2. Ürünlerle Gelen Sessiz Zehir: Sağlığımız Neyi Tükettiğimizle Şekilleniyor
Küresel menşeli gıdaların çoğu yüksek oranda şeker, kimyasal katkı, GDO, suni aroma ve bağımlılık yapıcı içerikler barındırıyor. Amerikan menşeli gazlı içecekler, trans yağ içeren atıştırmalıklar, hormonlu süt ürünleri; sadece çocuklarımızın sağlığını değil, neslimizin dengesini de bozuyor.
İsrail menşeli bazı tarım ürünleri üzerinde yapılan bağımsız analizlerde toksik kimyasalların sınır üstü olduğu defalarca kanıtlanmışken, bunlar hâlâ raflarımızda boy gösteriyor. Ne için? Çünkü bu ürünlerin arkasında sadece ticaret değil, planlı bir yönlendirme var. Bizi zayıflatmak, köksüzleştirmek ve bağımlı kılmak için sağlığa değil pazarlamaya yatırım yapıyorlar.
3. Çay: Sadece Bir Bitki Değil, Bir Tavırdır
İthal kahveler, özenti markalar, plastik şişeler arasında unutulan ama hâlâ toprağımızda yeşeren bir mucize var: Türk çayı.
Rize’nin sisli dağlarında, Artvin’in yamaçlarında alın teriyle yetişen çay; ne katkı maddesi ister ne dış patent. Ne Amerikan laboratuvarlarında test edilir, ne İsrail ambalaj fabrikalarında paketlenir. O çay, bu milletin doğrudan kalbine akar. Her demli bardak, bin yıllık bir kültürün sesidir. Her yudum, özümüze dönüşün simgesidir.
Çay kıraathanelerde halkı bir araya getirir; kahve zincirleri gibi bölmez, sınıf oluşturmaz. Çay; gösterişsizdir, doğaldır ve halktan yanadır. Bu yüzden çay, bizimdir. Ve bu yüzden çay önemlidir.

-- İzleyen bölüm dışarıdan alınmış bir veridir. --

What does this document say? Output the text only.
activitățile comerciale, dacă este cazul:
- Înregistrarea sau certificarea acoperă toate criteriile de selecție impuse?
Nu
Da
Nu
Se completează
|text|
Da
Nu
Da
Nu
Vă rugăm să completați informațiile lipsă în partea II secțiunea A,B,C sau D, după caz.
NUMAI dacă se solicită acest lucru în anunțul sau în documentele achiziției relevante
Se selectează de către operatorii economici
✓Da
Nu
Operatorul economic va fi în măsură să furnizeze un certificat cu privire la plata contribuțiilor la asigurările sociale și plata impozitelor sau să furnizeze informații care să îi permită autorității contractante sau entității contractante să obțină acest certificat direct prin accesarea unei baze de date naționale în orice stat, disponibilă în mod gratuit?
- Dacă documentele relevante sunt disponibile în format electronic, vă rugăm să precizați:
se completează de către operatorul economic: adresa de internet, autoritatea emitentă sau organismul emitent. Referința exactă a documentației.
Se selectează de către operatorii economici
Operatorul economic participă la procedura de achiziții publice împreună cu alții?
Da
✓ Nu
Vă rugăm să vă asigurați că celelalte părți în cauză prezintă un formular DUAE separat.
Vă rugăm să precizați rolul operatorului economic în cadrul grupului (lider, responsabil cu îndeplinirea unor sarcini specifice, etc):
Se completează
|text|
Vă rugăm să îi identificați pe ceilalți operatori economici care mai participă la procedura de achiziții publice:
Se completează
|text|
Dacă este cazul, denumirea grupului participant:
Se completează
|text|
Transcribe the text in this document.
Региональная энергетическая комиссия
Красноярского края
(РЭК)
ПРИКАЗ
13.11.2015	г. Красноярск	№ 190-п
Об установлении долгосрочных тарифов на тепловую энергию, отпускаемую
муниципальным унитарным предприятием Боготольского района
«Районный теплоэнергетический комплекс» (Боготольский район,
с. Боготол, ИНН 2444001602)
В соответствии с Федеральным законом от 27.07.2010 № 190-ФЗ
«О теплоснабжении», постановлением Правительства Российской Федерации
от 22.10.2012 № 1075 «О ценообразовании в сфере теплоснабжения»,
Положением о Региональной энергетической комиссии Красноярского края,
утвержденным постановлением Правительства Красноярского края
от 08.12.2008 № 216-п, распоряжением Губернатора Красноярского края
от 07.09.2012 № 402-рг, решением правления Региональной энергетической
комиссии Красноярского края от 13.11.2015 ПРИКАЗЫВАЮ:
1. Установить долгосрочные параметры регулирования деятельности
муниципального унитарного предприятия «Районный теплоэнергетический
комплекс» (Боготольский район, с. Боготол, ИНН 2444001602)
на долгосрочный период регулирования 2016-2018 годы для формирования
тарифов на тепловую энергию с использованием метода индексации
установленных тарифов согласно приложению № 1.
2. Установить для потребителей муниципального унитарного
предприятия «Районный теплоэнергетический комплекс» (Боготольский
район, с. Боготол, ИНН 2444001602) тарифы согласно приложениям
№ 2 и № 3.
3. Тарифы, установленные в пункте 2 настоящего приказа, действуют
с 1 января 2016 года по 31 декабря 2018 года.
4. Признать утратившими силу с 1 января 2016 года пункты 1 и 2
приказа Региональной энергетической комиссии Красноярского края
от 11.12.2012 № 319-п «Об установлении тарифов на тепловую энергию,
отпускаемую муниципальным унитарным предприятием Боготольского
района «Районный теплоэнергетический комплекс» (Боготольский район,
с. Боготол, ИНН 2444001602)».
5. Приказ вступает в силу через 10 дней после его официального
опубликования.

4. Yerli Malı Tüketmek, Bugünün En Sessiz Ama En Etkili Direnişidir
Dışa bağımlı ekonomilerin kaderi; kriz, enflasyon ve işsizliktir. Ama içeride üreten, dışarıya güvenmeyen, kendi ürününe sahip çıkan bir millet; ne yaptırım tanır ne de aç bırakılır.
Yerli malı tüketmek; savaş uçakları kadar güçlü bir kalkandır. Sadece ekonomimizi değil, kültürel dokumuzu da korur. Bu yüzden sadece yerli üretimi değil, yerli zihniyeti de desteklemeliyiz.
Bugün bir markette “yerli” ürün yerine İsrail ya da ABD menşeli bir ürünü seçmek; yalnızca bir fiyat tercihi değil, bir kimlik tercihi haline gelmiştir. Ve biz, kimliğimizi çay bardağında, kıtlama şekerle, semaverle yaşatmaya devam etmeliyiz.
SON SÖZ: Bardaktaki Çay, Topraktaki Bağımsızlıktır
Emperyalizmin bombardımanı artık gökten değil, raftan yağıyor. Ve biz, Türk milleti olarak bu savaşın farkına varmalı, elimizdeki bardaktan başlayarak milli bir bilinç inşa etmeliyiz.
Çay yalnızca bir içecek değildir. Çay; bu toprakların emeğidir, inancıdır, geçmişidir ve geleceğidir. Çay tüketmek, emperyalizme atılmış bir tokattır. Bu toprakların ürününe sahip çıkmak; köklerimize, geleceğimize ve onurumuza sahip çıkmaktır.
Unutmayalım: Bizim çayımız var. Bizim toprağımız, bizim emeğimiz, bizim irademiz var. Çünkü bu çay önemli. Çünkü biz bu toprakların evlatlarıyız.